Of course, such liberal use of the stick impacts the learning curve. Psychologist Nadeem Altaf Malik maintains that the fear of punishment affects the desire and incentive to learn.
"Punishment hardly works as children seldom remember the purpose of the punishment," says Malik.
"If a child is routinely subjected to this form of violence, he develops a stubbornness which further accentuates the stress on the adult besides tormenting the child."
Experts agree that an overhaul of the law is long overdue. Sources in the Ministry of Law and Justice say they will focus on section 89 of the Pakistan Penal Code 1860, which allows "acts committed in good faith for the benefit of children under 12 years of age by or with the consent of the guardians."
But if the act is committed in bad faith or causes injury - both difficult to prove - the teacher can be prosecuted.

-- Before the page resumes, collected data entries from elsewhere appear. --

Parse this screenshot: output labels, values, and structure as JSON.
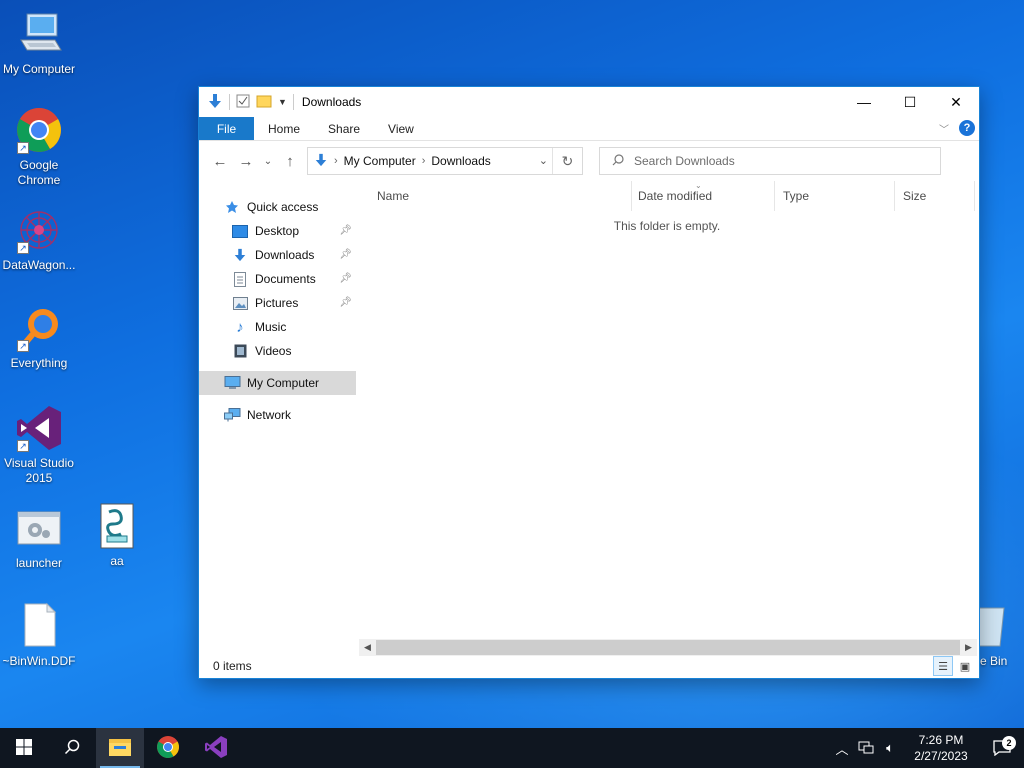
{
  "desktop": {
    "icons": [
      {
        "label": "My Computer"
      },
      {
        "label": "Google Chrome"
      },
      {
        "label": "DataWagon..."
      },
      {
        "label": "Everything"
      },
      {
        "label": "Visual Studio 2015"
      },
      {
        "label": "launcher"
      },
      {
        "label": "aa"
      },
      {
        "label": "~BinWin.DDF"
      },
      {
        "label": "e Bin"
      }
    ]
  },
  "window": {
    "title": "Downloads",
    "ribbon_tabs": [
      "File",
      "Home",
      "Share",
      "View"
    ],
    "address": {
      "crumbs": [
        "My Computer",
        "Downloads"
      ]
    },
    "search": {
      "placeholder": "Search Downloads"
    },
    "nav_pane": {
      "quick_access": "Quick access",
      "items": [
        {
          "label": "Desktop",
          "pinned": true
        },
        {
          "label": "Downloads",
          "pinned": true
        },
        {
          "label": "Documents",
          "pinned": true
        },
        {
          "label": "Pictures",
          "pinned": true
        },
        {
          "label": "Music",
          "pinned": false
        },
        {
          "label": "Videos",
          "pinned": false
        }
      ],
      "my_computer": "My Computer",
      "network": "Network"
    },
    "columns": [
      "Name",
      "Date modified",
      "Type",
      "Size"
    ],
    "empty_message": "This folder is empty.",
    "status": "0 items"
  },
  "taskbar": {
    "clock_time": "7:26 PM",
    "clock_date": "2/27/2023",
    "notification_count": "2"
  },
  "colors": {
    "accent": "#1979ca",
    "taskbar": "#0f1620"
  }
}
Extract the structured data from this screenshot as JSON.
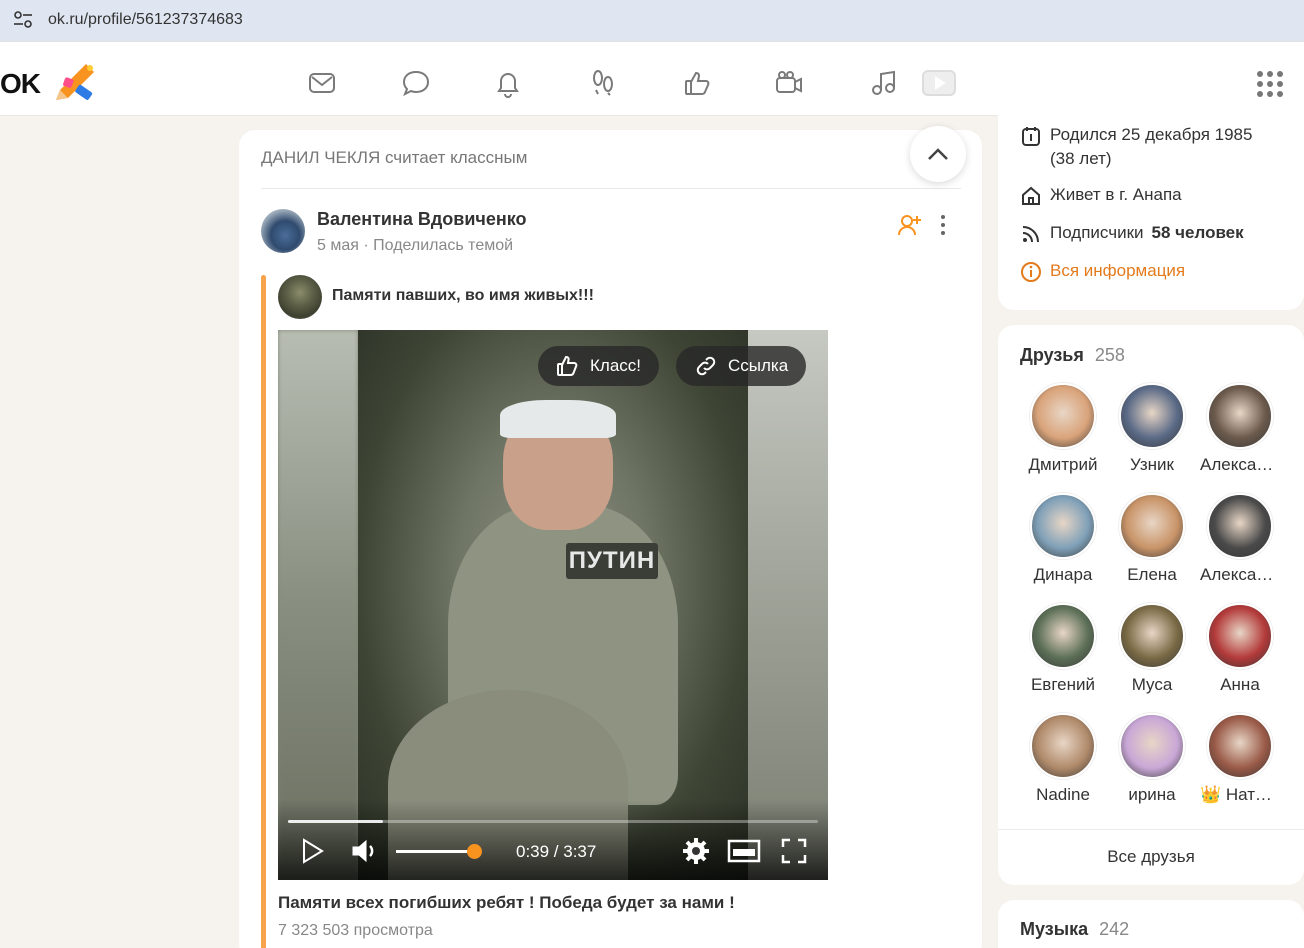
{
  "browser": {
    "url": "ok.ru/profile/561237374683"
  },
  "header": {
    "logo_text": "OK",
    "nav_icons": [
      "mail-icon",
      "chat-icon",
      "bell-icon",
      "footprints-icon",
      "like-icon",
      "video-camera-icon",
      "music-icon",
      "video-play-icon"
    ],
    "apps_icon": "apps-grid-icon"
  },
  "feed": {
    "liked_by_name": "ДАНИЛ ЧЕКЛЯ",
    "liked_by_action": "считает классным",
    "post": {
      "author": "Валентина Вдовиченко",
      "date": "5 мая",
      "meta_sep": "·",
      "meta_action": "Поделилась темой",
      "group_title": "Памяти павших, во имя живых!!!",
      "video": {
        "overlay_text": "ПУТИН",
        "like_button": "Класс!",
        "link_button": "Ссылка",
        "time": "0:39 / 3:37",
        "progress_fraction": 0.18,
        "volume_fraction": 0.93
      },
      "video_title": "Памяти всех погибших ребят ! Победа будет за нами !",
      "views": "7 323 503 просмотра"
    }
  },
  "profile_info": {
    "birthday": "Родился 25 декабря 1985",
    "age": "(38 лет)",
    "city": "Живет в г. Анапа",
    "subscribers_label": "Подписчики",
    "subscribers_count": "58 человек",
    "all_info": "Вся информация"
  },
  "friends": {
    "title": "Друзья",
    "count": "258",
    "items": [
      {
        "name": "Дмитрий",
        "color": "#d9a37a"
      },
      {
        "name": "Узник",
        "color": "#5a6a86"
      },
      {
        "name": "Александр",
        "color": "#6b5a4c"
      },
      {
        "name": "Динара",
        "color": "#7fa0b8"
      },
      {
        "name": "Елена",
        "color": "#c99468"
      },
      {
        "name": "Александр",
        "color": "#4a4a4a"
      },
      {
        "name": "Евгений",
        "color": "#5c6f57"
      },
      {
        "name": "Муса",
        "color": "#7a6a45"
      },
      {
        "name": "Анна",
        "color": "#b33a3a"
      },
      {
        "name": "Nadine",
        "color": "#b08a6a"
      },
      {
        "name": "ирина",
        "color": "#c9a7d6"
      },
      {
        "name": "👑 Наталья",
        "color": "#9a5a48"
      }
    ],
    "all_link": "Все друзья"
  },
  "music": {
    "title": "Музыка",
    "count": "242"
  },
  "colors": {
    "accent": "#f7931e",
    "link": "#e37a1c"
  }
}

Pakistani authorities worried about a backlash from schools and colleges can take comfort from the CRC. Sabtain Raza Lodhi of Pakistan Crescent Youth Organization, an NGO working for children's rights, says the CRC, to which Pakistan is a signatory, clearly forbids corporal punishment.
The CRC clearly says in Article 28-2 and Article 37 that a child must be protected against all forms of physical and mental violence while in the care of parents or anyone for that matter.
Article (37) of the CRC reads: "No child shall be subjected to torture or other cruel, inhuman or degrading treatment or punishment."
The Law Ministry seems determined to push through the legislation. Says a senior official, "It's gone too far. Corporal punishment is a serious issue and should be tackled on a priority basis. Parents and teachers needed to be educated about the psychology of a child to curb child abuse."
Agrees Rana Ijaz Ahmad, human rights advisor to the northern Punjab government, "The government is against any form of violence against children whether it is in good faith or otherwise and no one will be spared if found guilty of such a crime. The new law will be implemented in letter and spirit," he promises.
Ahmad stresses that the children could be disciplined without punishing them.